Feuilleton

Stuttgarter Wilhelma: Neues Insektarium und Schmetterlingshalle

Ein neues Insektarium ist im Stuttgarter botanisch-zoologischen Garten Wilhelma eröffnet worden. Es bietet Einblicke in Leben und Ökologie von Gliederfüßern und diskutiert das manchmal problematische Verhältnis zwischen Insekt und Mensch. Eine Freiflughalle für tropische Schmetterlinge erlaubt das Beobachten ungewöhnlicher Schönheiten der Natur.

Der zoologisch-botanische Garten der Wilhelma in Stuttgart-Bad Cannstatt entstand nach dem Zweiten Weltkrieg aus einer Gartenanlage, die der Architekt Karl-Ludwig von Zanth (1796 – 1857) im Auftrag des württembergischen Königs Wilhelm I. ab 1840 konzipiert und erbaut hatte. Wiederholt wurde die Anlage erweitert. Heute ist die Wilhelma mit 1000 Tier- und 5000 Pflanzenarten eine der artenreichsten naturkundlichen Anlagen Deutschlands.

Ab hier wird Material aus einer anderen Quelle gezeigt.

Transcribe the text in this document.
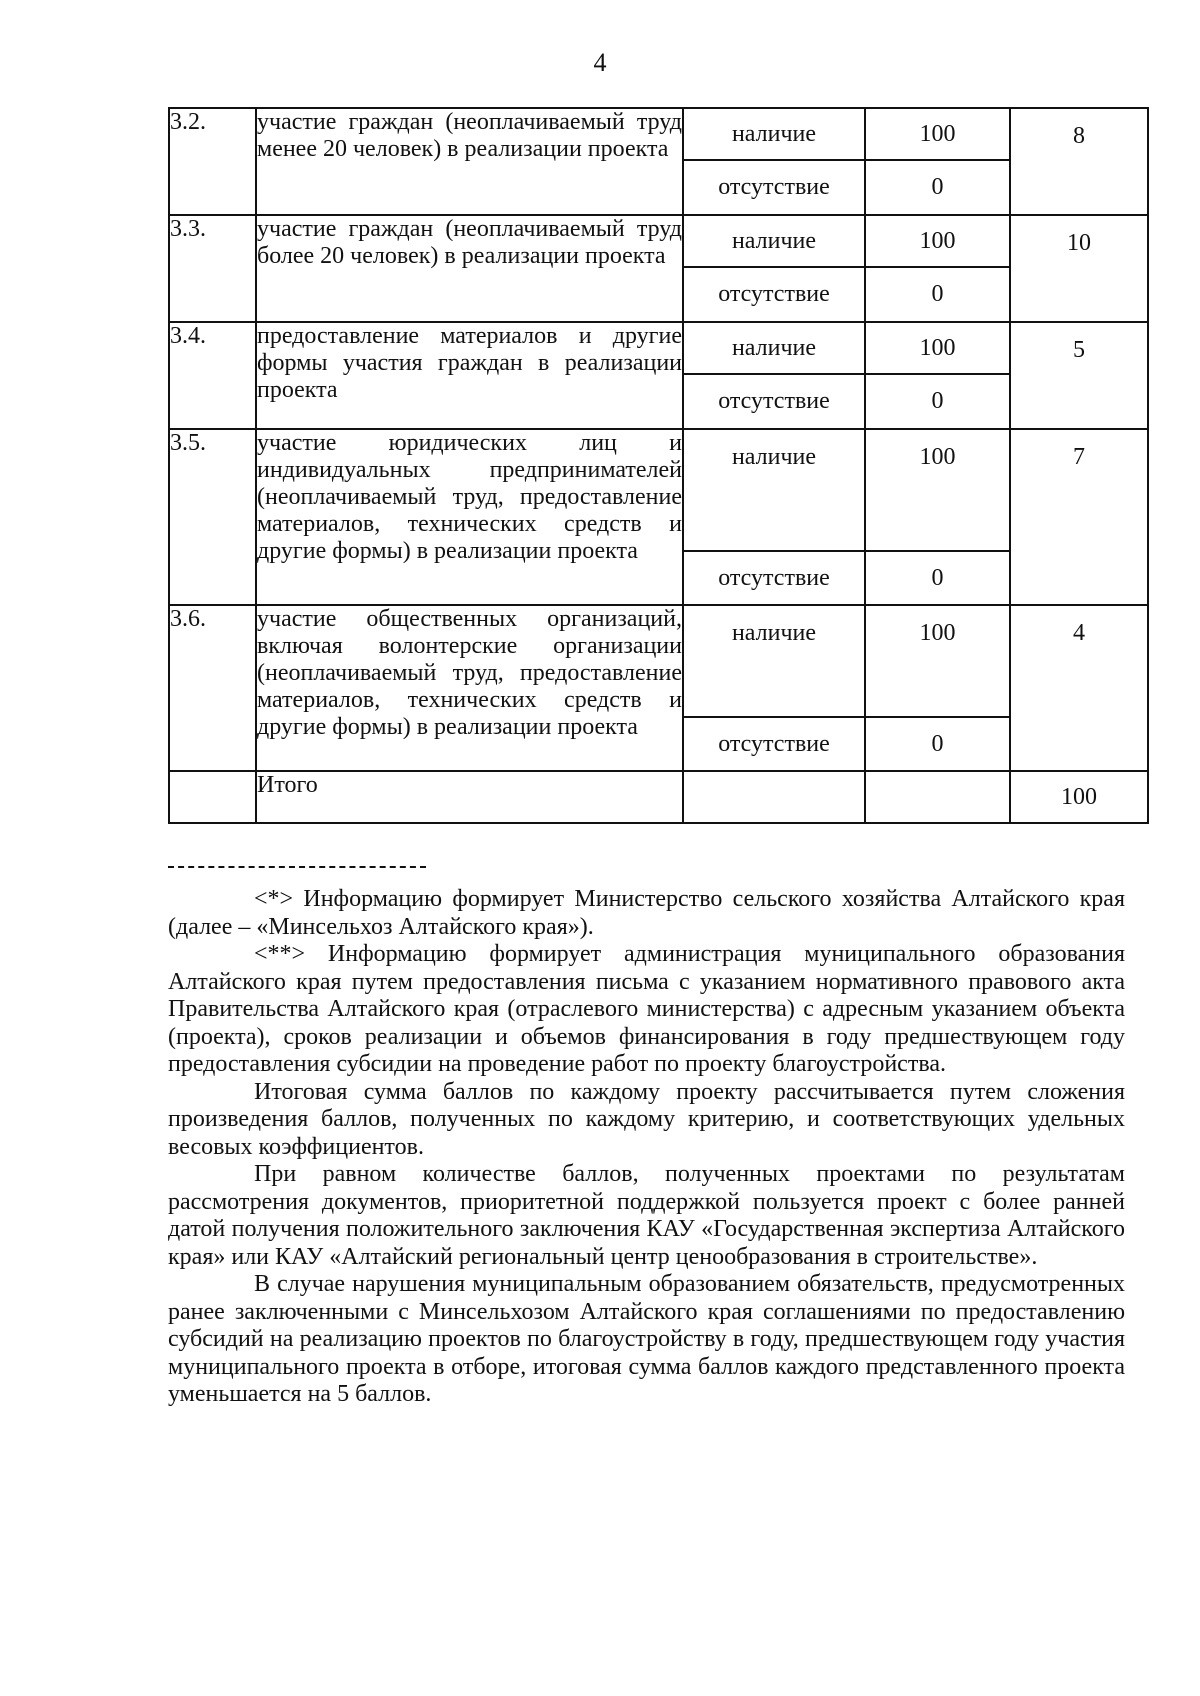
4
3.2.	участие граждан (неоплачиваемый труд менее 20 человек) в реализации проекта	наличие	100	8
		отсутствие	0	
3.3.	участие граждан (неоплачиваемый труд более 20 человек) в реализации проекта	наличие	100	10
		отсутствие	0	
3.4.	предоставление материалов и другие формы участия граждан в реализации проекта	наличие	100	5
		отсутствие	0	
3.5.	участие юридических лиц и индивидуальных предпринимателей (неоплачиваемый труд, предоставление материалов, технических средств и другие формы) в реализации проекта	наличие	100	7
		отсутствие	0	
3.6.	участие общественных организаций, включая волонтерские организации (неоплачиваемый труд, предоставление материалов, технических средств и другие формы) в реализации проекта	наличие	100	4
		отсутствие	0	
	Итого			100

<*> Информацию формирует Министерство сельского хозяйства Алтайского края (далее – «Минсельхоз Алтайского края»).

<**> Информацию формирует администрация муниципального образования Алтайского края путем предоставления письма с указанием нормативного правового акта Правительства Алтайского края (отраслевого министерства) с адресным указанием объекта (проекта), сроков реализации и объемов финансирования в году предшествующем году предоставления субсидии на проведение работ по проекту благоустройства.

Итоговая сумма баллов по каждому проекту рассчитывается путем сложения произведения баллов, полученных по каждому критерию, и соответствующих удельных весовых коэффициентов.

При равном количестве баллов, полученных проектами по результатам рассмотрения документов, приоритетной поддержкой пользуется проект с более ранней датой получения положительного заключения КАУ «Государственная экспертиза Алтайского края» или КАУ «Алтайский региональный центр ценообразования в строительстве».

В случае нарушения муниципальным образованием обязательств, предусмотренных ранее заключенными с Минсельхозом Алтайского края соглашениями по предоставлению субсидий на реализацию проектов по благоустройству в году, предшествующем году участия муниципального проекта в отборе, итоговая сумма баллов каждого представленного проекта уменьшается на 5 баллов.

Eine 1989 erstellte Studie über die Randbebauung des östlichen Teils der Wilhelma sah ein Tropenhaus, ein Nachttierhaus und ein Insektarium mit Schmetterlingshalle vor. Im Jahr 2000 wurde das Amazonienhaus mit südamerikanischer Tropenlandschaft eröffnet, seit dem 28. März ist nun auch ein Insektarium der Öffentlichkeit zugänglich. Unter Einbeziehung historischer Sandsteingebäude aus dem Jahr 1864 (ehemalige Remisen) entstand es innerhalb von 16 Monaten. Das Gebäudeensemble verbindet Alt und Neu.

Tropische Schmetterlinge unter Glas

Das Zentrum bildet die Schmetterlingshalle oder Freiflughalle – 22 Meter lang, 12 Meter breit und 6,5 Meter hoch, ein Gewächshaus mit filigraner Stahlkonstruktion und besonders lichtdurchlässigem Glas. Das Klima der Halle ist schwül-heiß mit Temperaturen zwischen 22 und 28 °C und 60 bis 90% Luftfeuchtigkeit.

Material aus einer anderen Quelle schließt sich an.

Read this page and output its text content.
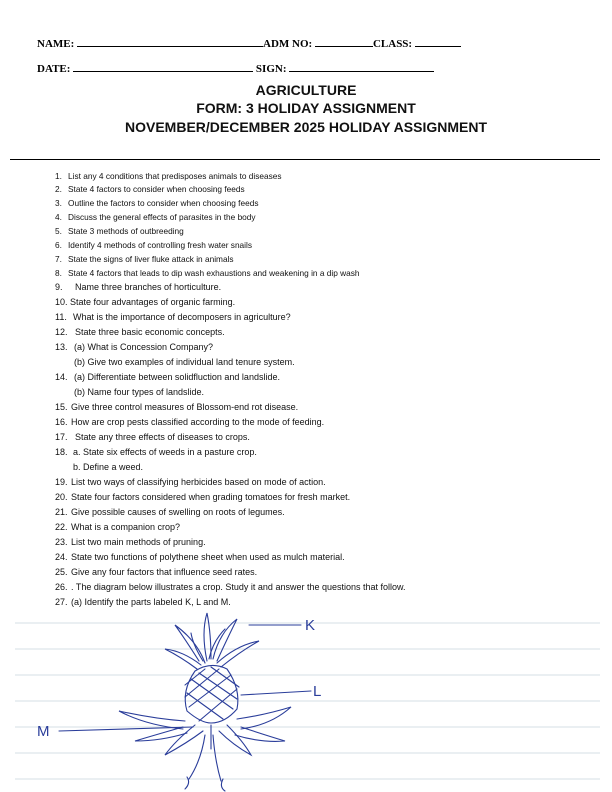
NAME:	ADM NO:	CLASS:
DATE:	SIGN:
AGRICULTURE
FORM: 3 HOLIDAY ASSIGNMENT
NOVEMBER/DECEMBER 2025 HOLIDAY ASSIGNMENT
1. List any 4 conditions that predisposes animals to diseases
2. State 4 factors to consider when choosing feeds
3. Outline the factors to consider when choosing feeds
4. Discuss the general effects of parasites in the body
5. State 3 methods of outbreeding
6. Identify 4 methods of controlling fresh water snails
7. State the signs of liver fluke attack in animals
8. State 4 factors that leads to dip wash exhaustions and weakening in a dip wash
9. Name three branches of horticulture.
10. State four advantages of organic farming.
11. What is the importance of decomposers in agriculture?
12. State three basic economic concepts.
13. (a) What is Concession Company?
(b) Give two examples of individual land tenure system.
14. (a) Differentiate between solidfluction and landslide.
(b) Name four types of landslide.
15. Give three control measures of Blossom-end rot disease.
16. How are crop pests classified according to the mode of feeding.
17. State any three effects of diseases to crops.
18. a. State six effects of weeds in a pasture crop.
b. Define a weed.
19. List two ways of classifying herbicides based on mode of action.
20. State four factors considered when grading tomatoes for fresh market.
21. Give possible causes of swelling on roots of legumes.
22. What is a companion crop?
23. List two main methods of pruning.
24. State two functions of polythene sheet when used as mulch material.
25. Give any four factors that influence seed rates.
26. . The diagram below illustrates a crop. Study it and answer the questions that follow.
27. (a) Identify the parts labeled K, L and M.
K
L
M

Etwa 50 Pflanzenarten finden sich hier, u. a. Schönmalve (Abutilon), Palmen (Chamaedorea catacatatum, Chrysalidocarpus lutescens, Cyrtostachys renda, Licuala grandis), Orchideen (Epidendrum), Hibiscus, Passionsblume (Passiflora sp.), Baumfarn (Dicksonia antarctica), Papyrusstaude (Cyperus papyrus) und einige Ficus-Arten. Zwischen den Pflanzen flattern etwa 300 tropische Schmetterlinge, die etwa ein Dutzend Arten angehören: Monarchfalter (Danaus plexippus), Blauer Morpho (Morpho peleides), Afrikanischer Schwalbenschwanz (Papilio dardanus), Mormonen-Schwalbenschwanz (Papilio memnon), Baumnymphen (Idea leuconoe), Bananenfalter (Calligo eurilochus) und einige Passionsblumenfalter (Helioconius).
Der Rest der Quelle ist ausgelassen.